Et la VAR n’a pas réglé ces problèmes; elle les a multipliés. Chaque intervention devient une suspicion, une polémique, parfois une théorie du complot. Non pas parce que l’arbitre a tort, mais parce que le système autour de lui n’inspire plus confiance.
Aujourd’hui, l’arbitrage vert et rouge n’est pas seulement critiqué, mais isolé. Et un arbitrage isolé est un arbitrage vulnérable.
Le Maroc s’apprête à organiser la CAN la plus attendue de son histoire, et à co-organiser la Coupe du Monde 2030. Ces événements exigent un niveau d’intégrité irréprochable. Mais l’arbitrage, aujourd’hui, est la faille la plus visible du système.
Il est temps de revoir de fond en comble la gouvernance arbitrale, d’instaurer une transparence totale dans les désignations, de protéger les arbitres contre les influences, mais aussi contre les dérives internes, de créer un organisme de contrôle indépendant, de moderniser les méthodes de formation et d’évaluation, et surtout de replacer l’intégrité au cœur du projet sportif national. Rien de tout cela n’est impossible. Mais rien de cela ne se fera sans un choc. Et ce choc, nous y sommes.
Ce qui arrive n’est pas une catastrophe. C’est une opportunité. Celle de faire tomber les masques et de sortir des ambiguïtés qui minent notre football depuis trop longtemps.
La vérité finira par apparaître dans le dossier Touarga. La lumière devra être faite sur l’affaire Karboubi. Les responsabilités seront établies, d’un côté ou de l’autre.

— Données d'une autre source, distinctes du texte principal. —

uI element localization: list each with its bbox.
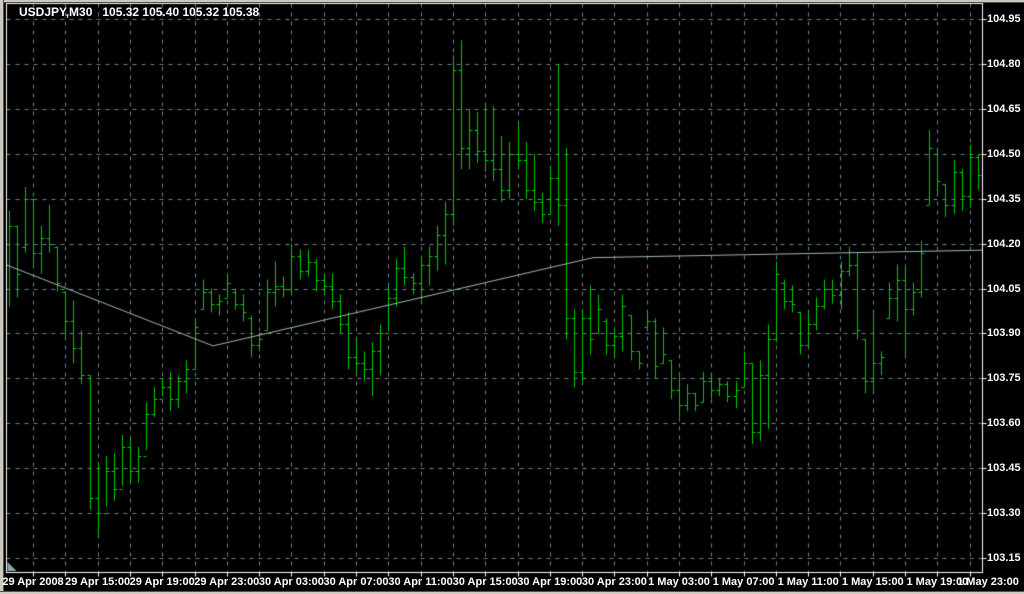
time-axis-label: 30 Apr 23:00 [581,576,647,588]
time-axis-label: 30 Apr 11:00 [388,576,453,588]
price-axis-label: 104.95 [987,13,1021,26]
time-axis-label: 1 May 15:00 [841,576,904,588]
price-axis-label: 104.50 [987,148,1021,160]
time-axis-label: 29 Apr 19:00 [129,576,195,588]
time-axis-label: 29 Apr 23:00 [194,576,260,588]
time-axis-label: 29 Apr 2008 [2,576,64,588]
price-axis-label: 104.65 [987,103,1021,116]
time-axis-label: 30 Apr 15:00 [452,576,518,588]
window-border-top [0,0,1024,2]
price-axis-label: 104.35 [987,192,1021,205]
window-border-top-seam [0,2,1024,3]
chart-title-ohlc: 105.32 105.40 105.32 105.38 [102,5,260,19]
time-axis-label: 1 May 11:00 [777,576,839,588]
time-axis-label: 29 Apr 15:00 [65,576,131,588]
chart-title: USDJPY,M30 105.32 105.40 105.32 105.38 [19,5,259,19]
price-axis-label: 103.15 [987,551,1021,564]
time-axis-label: 1 May 03:00 [648,576,710,588]
chart-symbol-period: USDJPY,M30 [19,5,93,19]
window-border-bottom-seam [0,591,1024,592]
time-axis-label: 30 Apr 19:00 [517,576,583,588]
window-border-left-seam [3,0,4,594]
price-axis-label: 103.90 [987,327,1021,340]
window-border-left [0,0,3,594]
price-axis-label: 104.20 [987,237,1021,250]
price-axis-label: 104.80 [987,58,1021,71]
time-axis-label: 1 May 19:00 [906,576,969,588]
price-axis-label: 103.75 [987,372,1021,385]
time-axis-label: 30 Apr 03:00 [258,576,324,588]
price-axis-label: 104.05 [987,282,1021,295]
price-axis-label: 103.30 [987,506,1021,519]
time-axis-label: 1 May 23:00 [957,576,1019,588]
price-axis-label: 103.45 [987,461,1021,474]
window-border-bottom [0,592,1024,594]
time-axis-label: 1 May 07:00 [712,576,775,588]
time-axis-label: 30 Apr 07:00 [323,576,389,588]
price-axis-label: 103.60 [987,417,1021,430]
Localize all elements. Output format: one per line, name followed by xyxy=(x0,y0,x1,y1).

Et quand les poussières de cette tempête retomberont, il faudra reconstruire. Non pas en maquillant, mais en refondant l’arbitrage marocain sur des bases solides, transparentes, dignes de l’ambition d’un pays qui veut jouer dans la cour des grands.
L’arbitrage marocain a besoin d’être crédible. Et la crédibilité, aujourd’hui, commence par reconnaître que l’on touche du doigt une crise… qui peut enfin devenir une renaissance.